第4章 変わりゆく関係、別れ
俯いたリヴァイが、執務室の扉に手をかけた時だった。
不意に腕を強い力で引かれ、リヴァイは立ち止まった。
訓練場からここまで止まらずに走ってきたのだろうか。
後ろを振り向くと、リヴァイの腕を掴んだまま、肩で大きく息をするザラがいた。
「……」
なんと声をかければいいのか、リヴァイにはわからなかった。
これ以上深く関わるのはやめようと思った矢先に、突然彼女の方から、ほとんどぶつかるようにしてリヴァイに近づいて来た。
ザラは下を向いたまま何も言わない。
リヴァイはザラの心内が読めず、訝しげに、背けられたザラの顔色を伺った。
「…ザラ」
名前で呼ぶと、僅かにザラの肩が動いた。
「…何をしにきた」
聞かれて、ザラは思わず、自分自身を不思議に思った。
リヴァイが訓練場を去ったあと、暫くの間その場へ立ち尽くしていたが、このままではいけないと唐突に思った。
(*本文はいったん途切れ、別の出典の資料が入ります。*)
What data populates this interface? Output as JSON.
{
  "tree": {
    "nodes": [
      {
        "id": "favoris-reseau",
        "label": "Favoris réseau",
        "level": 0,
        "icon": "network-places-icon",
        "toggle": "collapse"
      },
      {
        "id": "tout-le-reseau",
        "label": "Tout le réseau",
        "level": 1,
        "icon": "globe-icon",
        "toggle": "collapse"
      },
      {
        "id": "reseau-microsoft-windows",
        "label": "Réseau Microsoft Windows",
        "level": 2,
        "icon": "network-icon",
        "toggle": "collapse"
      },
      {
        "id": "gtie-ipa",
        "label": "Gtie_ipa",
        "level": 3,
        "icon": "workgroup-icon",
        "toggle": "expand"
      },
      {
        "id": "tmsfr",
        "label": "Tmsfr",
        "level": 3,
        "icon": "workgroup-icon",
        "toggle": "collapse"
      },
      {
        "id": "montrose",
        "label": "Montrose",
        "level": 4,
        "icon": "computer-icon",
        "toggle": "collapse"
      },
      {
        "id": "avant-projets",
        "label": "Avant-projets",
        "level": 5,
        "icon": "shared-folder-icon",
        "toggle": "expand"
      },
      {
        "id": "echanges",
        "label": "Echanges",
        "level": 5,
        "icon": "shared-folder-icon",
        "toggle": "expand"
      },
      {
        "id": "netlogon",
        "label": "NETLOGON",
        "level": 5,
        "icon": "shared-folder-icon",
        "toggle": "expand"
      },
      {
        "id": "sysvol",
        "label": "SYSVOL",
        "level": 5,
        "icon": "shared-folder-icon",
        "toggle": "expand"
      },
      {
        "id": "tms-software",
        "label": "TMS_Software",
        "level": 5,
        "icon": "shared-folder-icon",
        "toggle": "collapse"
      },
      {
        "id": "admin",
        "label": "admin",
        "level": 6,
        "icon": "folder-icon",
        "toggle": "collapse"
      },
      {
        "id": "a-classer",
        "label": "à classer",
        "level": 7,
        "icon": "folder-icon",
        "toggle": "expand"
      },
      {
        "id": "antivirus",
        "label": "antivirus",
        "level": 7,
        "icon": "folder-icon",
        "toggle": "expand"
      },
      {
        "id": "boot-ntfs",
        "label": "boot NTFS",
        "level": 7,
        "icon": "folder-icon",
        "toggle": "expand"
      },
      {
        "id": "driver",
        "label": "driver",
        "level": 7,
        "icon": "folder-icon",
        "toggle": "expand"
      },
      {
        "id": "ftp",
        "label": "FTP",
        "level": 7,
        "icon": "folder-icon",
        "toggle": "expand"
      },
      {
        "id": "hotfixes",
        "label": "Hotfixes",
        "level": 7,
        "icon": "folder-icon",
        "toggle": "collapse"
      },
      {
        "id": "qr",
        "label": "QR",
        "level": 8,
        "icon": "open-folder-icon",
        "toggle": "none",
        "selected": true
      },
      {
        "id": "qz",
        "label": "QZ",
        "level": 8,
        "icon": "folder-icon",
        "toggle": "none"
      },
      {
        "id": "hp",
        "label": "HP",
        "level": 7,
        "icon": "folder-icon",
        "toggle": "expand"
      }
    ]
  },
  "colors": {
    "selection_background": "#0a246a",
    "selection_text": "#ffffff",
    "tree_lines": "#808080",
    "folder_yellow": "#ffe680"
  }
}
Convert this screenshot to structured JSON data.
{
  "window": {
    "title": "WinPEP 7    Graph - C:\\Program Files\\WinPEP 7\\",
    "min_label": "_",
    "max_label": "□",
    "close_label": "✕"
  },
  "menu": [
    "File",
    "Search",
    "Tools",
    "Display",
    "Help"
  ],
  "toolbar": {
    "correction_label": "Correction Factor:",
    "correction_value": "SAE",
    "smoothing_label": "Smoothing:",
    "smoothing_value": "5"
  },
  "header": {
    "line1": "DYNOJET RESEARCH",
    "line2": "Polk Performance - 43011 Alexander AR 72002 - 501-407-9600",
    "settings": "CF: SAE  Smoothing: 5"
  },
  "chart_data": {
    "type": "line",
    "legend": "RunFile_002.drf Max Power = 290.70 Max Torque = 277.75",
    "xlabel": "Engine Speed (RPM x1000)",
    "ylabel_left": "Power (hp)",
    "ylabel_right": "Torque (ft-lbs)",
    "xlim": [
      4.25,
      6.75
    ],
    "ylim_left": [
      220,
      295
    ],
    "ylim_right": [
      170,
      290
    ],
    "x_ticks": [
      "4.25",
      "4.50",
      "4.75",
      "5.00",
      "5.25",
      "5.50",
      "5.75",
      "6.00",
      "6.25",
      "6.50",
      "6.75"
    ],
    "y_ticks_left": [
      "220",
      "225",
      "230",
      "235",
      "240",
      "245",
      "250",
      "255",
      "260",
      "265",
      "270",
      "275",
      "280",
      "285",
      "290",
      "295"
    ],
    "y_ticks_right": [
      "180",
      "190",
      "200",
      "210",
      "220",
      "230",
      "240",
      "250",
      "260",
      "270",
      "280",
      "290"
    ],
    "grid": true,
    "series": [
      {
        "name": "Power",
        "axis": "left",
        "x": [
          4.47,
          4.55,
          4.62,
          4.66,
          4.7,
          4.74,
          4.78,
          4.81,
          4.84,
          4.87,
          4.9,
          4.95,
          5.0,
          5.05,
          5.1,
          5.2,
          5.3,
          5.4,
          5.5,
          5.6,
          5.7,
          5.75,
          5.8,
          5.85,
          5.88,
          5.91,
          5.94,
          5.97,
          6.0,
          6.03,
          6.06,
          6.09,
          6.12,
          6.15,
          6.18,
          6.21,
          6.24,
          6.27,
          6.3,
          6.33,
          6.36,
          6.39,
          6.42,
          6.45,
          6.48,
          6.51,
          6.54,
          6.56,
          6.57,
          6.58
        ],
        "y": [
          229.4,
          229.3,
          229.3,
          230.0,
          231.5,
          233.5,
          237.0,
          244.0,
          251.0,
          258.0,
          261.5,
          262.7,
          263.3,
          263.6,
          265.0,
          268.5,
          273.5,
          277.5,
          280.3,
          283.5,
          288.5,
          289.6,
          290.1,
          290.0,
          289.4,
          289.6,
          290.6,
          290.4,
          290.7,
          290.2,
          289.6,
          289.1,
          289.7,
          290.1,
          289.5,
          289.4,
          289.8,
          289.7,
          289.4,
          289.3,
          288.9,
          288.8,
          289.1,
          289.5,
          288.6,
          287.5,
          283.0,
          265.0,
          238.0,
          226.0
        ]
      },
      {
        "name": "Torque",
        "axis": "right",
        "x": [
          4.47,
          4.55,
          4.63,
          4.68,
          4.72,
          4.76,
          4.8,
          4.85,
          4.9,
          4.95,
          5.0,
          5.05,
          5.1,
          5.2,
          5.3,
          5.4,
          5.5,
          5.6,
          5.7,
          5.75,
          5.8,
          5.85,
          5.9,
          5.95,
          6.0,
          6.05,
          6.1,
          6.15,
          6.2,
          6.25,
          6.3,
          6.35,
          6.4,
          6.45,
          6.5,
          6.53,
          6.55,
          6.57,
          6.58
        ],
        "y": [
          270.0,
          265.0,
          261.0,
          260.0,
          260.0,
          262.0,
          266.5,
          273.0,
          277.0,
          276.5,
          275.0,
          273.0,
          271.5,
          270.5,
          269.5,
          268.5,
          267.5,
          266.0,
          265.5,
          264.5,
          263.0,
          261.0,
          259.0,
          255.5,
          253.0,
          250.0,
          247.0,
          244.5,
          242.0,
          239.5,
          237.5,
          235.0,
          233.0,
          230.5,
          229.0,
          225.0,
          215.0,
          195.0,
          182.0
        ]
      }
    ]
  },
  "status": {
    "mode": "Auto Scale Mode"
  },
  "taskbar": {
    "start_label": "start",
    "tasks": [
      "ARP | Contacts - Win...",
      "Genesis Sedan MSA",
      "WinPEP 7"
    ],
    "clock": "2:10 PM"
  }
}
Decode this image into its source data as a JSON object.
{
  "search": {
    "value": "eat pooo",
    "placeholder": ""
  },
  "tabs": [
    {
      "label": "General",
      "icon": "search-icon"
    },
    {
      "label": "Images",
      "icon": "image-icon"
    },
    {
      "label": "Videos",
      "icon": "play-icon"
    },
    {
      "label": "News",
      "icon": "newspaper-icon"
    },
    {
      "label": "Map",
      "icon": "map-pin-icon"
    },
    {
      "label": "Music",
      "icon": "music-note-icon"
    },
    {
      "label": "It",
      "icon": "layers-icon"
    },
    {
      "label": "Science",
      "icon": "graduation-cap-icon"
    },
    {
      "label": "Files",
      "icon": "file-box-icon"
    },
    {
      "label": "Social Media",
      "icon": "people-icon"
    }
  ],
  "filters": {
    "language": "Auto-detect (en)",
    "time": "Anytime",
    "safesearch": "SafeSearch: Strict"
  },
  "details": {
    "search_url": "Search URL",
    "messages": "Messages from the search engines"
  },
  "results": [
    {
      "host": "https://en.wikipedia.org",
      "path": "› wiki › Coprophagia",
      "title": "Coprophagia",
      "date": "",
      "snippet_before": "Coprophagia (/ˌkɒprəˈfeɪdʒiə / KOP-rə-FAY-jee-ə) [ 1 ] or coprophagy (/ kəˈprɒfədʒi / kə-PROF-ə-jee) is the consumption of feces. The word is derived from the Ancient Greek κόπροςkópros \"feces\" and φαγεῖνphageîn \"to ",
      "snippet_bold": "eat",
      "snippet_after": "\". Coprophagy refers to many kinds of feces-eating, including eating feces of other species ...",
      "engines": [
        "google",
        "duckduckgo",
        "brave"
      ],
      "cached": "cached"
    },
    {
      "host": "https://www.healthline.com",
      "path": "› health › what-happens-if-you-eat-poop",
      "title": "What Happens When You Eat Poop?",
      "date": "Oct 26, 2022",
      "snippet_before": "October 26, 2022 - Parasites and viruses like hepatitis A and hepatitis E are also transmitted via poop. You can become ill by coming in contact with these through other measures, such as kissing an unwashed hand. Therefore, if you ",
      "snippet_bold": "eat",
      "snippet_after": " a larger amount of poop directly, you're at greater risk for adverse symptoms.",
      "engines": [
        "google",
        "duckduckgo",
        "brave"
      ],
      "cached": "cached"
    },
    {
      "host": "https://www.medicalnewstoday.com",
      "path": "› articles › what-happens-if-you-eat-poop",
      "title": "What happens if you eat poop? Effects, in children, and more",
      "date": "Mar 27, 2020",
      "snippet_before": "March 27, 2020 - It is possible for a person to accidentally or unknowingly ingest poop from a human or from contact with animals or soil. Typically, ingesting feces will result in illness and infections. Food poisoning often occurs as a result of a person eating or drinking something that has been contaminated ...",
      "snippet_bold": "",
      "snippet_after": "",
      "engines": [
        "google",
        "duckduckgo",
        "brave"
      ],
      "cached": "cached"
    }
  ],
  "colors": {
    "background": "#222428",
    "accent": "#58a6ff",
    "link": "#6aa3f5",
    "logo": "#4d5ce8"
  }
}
立体機動装置をその場へ投げ捨て、他の新兵が何事かと止めるのも聞かず、リヴァイを追いかけて、ここまで来た。
一体、何をしに来たのだろう。
ザラにもよく、わからなかった。
『…わ…私今日、兵長を、避けてしまって』
「…ああ」
『でも、兵長が嫌になったとか、そんなことでは全くなく、兵長に……、兵長には、本当に、何の問題もなくって』
言葉を連ねれば連なるほど、自分の気持ちが嘘くさくなってしまう気がした。
『自分自身の問題なんです。でも、もう大丈夫です。今からは今まで通り兵長と、接することができます』
「お前…」
リヴァイが静かに言う。
「俺に触れられたのが、嫌なんじゃなかったのか」
『えっ』
唐突に伏せていた顔を上げたザラは、驚いた顔をしていた。
互いの目が、すぐ近くで揺れていた。
『ちが…、違います。わたし、兵長に触れられるの、嫌だなんてけっして、』
あまりにも意外なことをリヴァイが口走ったので、ザラはしどろもどろになって答えた。
何故リヴァイがそんな考えへと至ったのかその経緯はわからないが、とにかく今は、あらぬ誤解を解くのが最優先だとザラは思った。